In the authors' discussion of baclofen use for withdrawal, they state: “This approach has been questioned, especially in patients who may be at risk of seizures. Fortunately, there were no reported seizures in any of the published cases after baclofen initiation.”

This statement is incorrect. It cites a case report, published by our author group, in which a patient has a seizure after being sent home on baclofen for phenibut withdrawal.² Later in the discussion, they do accurately describe our case report, contradicting their own statement.

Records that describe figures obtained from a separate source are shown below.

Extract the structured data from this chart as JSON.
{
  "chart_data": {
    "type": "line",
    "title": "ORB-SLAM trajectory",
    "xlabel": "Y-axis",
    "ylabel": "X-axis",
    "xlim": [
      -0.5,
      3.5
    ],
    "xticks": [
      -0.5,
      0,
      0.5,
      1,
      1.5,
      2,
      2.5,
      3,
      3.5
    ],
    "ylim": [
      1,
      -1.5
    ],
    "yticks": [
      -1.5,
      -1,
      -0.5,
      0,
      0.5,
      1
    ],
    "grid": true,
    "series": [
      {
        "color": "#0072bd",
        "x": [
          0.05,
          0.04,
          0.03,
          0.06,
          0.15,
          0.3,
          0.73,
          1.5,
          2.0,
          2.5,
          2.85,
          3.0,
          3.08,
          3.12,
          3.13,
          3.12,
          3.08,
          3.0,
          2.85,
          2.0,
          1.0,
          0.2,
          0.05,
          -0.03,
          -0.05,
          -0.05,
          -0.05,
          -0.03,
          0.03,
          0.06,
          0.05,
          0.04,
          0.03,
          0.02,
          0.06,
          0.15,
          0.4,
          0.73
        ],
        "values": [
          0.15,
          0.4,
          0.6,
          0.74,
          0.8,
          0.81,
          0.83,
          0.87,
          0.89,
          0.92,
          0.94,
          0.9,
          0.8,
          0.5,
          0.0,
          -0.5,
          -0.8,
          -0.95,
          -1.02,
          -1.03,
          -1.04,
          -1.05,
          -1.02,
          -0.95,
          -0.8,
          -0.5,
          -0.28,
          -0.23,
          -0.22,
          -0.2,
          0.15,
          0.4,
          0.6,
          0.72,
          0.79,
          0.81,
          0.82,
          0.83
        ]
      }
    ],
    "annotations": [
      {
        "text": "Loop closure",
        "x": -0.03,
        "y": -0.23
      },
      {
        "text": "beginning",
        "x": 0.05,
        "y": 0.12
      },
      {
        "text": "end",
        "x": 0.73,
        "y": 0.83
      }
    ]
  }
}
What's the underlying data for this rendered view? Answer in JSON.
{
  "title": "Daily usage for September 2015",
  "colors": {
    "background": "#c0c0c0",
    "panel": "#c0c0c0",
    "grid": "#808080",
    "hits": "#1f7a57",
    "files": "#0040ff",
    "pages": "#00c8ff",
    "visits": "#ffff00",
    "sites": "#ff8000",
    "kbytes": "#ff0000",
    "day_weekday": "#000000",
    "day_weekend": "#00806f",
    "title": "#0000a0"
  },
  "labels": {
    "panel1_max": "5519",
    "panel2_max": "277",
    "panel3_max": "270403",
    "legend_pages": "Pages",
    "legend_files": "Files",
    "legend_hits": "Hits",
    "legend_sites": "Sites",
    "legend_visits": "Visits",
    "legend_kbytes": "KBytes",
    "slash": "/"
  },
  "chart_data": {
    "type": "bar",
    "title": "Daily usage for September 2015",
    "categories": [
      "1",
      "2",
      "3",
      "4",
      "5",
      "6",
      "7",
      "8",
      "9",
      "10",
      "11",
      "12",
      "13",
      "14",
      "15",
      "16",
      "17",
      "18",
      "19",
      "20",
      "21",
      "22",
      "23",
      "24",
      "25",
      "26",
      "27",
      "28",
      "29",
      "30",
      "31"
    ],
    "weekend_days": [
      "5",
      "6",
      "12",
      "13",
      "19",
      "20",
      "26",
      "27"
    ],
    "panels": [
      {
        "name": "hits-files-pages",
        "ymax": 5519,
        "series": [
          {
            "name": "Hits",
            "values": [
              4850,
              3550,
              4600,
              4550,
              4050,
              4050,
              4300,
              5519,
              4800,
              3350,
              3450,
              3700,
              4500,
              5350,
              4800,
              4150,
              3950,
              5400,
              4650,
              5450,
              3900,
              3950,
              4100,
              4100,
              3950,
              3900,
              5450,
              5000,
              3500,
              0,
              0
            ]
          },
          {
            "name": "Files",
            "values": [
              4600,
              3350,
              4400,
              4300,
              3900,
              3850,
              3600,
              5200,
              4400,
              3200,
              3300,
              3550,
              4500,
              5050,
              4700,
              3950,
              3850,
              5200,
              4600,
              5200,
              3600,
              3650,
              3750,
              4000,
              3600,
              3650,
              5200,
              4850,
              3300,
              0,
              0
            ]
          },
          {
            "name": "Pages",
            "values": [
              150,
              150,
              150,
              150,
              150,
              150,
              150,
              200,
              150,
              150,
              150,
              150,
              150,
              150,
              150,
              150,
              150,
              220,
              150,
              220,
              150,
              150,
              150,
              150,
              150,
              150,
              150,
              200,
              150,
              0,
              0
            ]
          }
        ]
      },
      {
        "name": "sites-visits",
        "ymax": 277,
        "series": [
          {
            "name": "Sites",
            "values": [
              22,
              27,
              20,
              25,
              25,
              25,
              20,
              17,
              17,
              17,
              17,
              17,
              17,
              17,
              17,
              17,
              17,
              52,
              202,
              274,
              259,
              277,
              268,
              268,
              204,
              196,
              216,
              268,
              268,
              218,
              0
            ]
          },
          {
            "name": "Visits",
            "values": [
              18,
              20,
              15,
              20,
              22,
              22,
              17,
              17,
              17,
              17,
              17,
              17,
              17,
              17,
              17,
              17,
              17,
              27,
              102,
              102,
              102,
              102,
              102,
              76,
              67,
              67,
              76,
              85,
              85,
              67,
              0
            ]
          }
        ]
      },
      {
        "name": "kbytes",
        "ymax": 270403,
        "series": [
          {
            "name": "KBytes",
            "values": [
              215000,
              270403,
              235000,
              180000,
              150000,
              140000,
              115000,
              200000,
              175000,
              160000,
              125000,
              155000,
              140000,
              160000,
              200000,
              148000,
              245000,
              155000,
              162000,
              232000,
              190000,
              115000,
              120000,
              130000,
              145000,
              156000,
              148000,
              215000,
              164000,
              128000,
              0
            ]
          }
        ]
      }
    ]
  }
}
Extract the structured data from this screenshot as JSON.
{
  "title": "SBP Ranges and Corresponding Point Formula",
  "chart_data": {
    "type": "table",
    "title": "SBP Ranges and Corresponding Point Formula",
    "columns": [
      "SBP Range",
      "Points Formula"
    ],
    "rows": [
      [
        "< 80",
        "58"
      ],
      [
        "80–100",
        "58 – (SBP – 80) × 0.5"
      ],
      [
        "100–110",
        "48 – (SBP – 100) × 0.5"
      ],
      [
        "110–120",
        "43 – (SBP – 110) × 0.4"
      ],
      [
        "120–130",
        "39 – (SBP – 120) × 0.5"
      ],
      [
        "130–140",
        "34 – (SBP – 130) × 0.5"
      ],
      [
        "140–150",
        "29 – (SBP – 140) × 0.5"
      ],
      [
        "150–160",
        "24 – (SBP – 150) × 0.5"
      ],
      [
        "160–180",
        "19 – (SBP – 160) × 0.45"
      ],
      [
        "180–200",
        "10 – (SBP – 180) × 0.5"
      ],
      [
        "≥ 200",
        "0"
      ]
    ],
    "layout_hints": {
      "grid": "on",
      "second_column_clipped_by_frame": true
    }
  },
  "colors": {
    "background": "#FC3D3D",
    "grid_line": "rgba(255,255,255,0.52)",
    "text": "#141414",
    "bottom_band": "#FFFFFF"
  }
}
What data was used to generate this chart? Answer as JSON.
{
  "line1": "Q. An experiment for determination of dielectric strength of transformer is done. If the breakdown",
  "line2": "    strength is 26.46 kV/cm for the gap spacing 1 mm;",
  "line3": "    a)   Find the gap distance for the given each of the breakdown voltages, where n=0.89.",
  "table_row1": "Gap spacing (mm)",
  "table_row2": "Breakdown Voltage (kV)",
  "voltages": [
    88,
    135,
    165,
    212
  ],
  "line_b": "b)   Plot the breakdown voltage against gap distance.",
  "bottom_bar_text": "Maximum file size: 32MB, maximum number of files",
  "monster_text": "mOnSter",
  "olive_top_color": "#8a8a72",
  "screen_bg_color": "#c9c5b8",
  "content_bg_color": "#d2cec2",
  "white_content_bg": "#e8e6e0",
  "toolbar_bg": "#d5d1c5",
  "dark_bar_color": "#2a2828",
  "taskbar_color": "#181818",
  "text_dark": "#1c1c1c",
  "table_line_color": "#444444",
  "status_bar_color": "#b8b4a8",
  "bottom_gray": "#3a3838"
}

Next, in the authors' discussion of pharmacotherapy for withdrawal management they comment in table 1 that baclofen “Has been used successfully alone and in combination (usually with a benzodiazepine) for the treatment of phenibut withdrawal.” However, withdrawal management entails various strategies. Some patients may taper from phenibut, while others will undergo abstinence, the two may require different treatment strategies. Those undergoing abstinence may experience more severe acute withdrawal syndromes. In our review, 100% of patients undergoing abstinence were managed inpatient and nearly all required multiple medications to stabilize symptoms.³ The monotherapy use of baclofens in the published literature has only been for aiding a phenibut taper, or after the acute stabilization phase in abstinence (e.g., maintenance).³ The phrasing in this table could be interpreted to suggest baclofen as a monotherapy for patients admitted to handle acute withdrawal during the initial phases of abstinence. Given the risk for severe outcomes in these patients (seizure in 9.1%, intubation in 27.7%), it is important to point out baclofen has no data to support its use as a single agent in this setting.³

Finally, the authors discuss baclofen dosing and highlight a previously suggested dosing regimen of 8-10 mg of baclofen per 1 g of phenibut. This recommendation stems from a single case with no comparator.⁴ Every other case report, which utilized baclofen successfully, is just as valid. The only difference is that these authors proposed a dosing strategy in their text. Despite a total lack of scientific rationale, it has unfortunately become a prevalent discussion point in other texts. This suggested dosing implies baclofen is 100 times more potent than phenibut. However, in vitro data demonstrates baclofen has a 28-fold higher affinity for the gamma amino butyric acid-B receptor than phenibut.⁵ Many patients in this review were taking >20 g of phenibut, which would require more than 200 mg per day of baclofen.¹ While the authors note baclofen has been used safely at very high doses for alcohol withdrawal, it is not without risk.⁶ In our review of all reported baclofen regimens, only four patients required more than 100 mg of baclofen per day and the maximum reported dose was 130 mg.⁴ The safety of such high doses in phenibut withdrawal is truly not known.

The author declares no conflicts of interest.

No funding was provided for this research.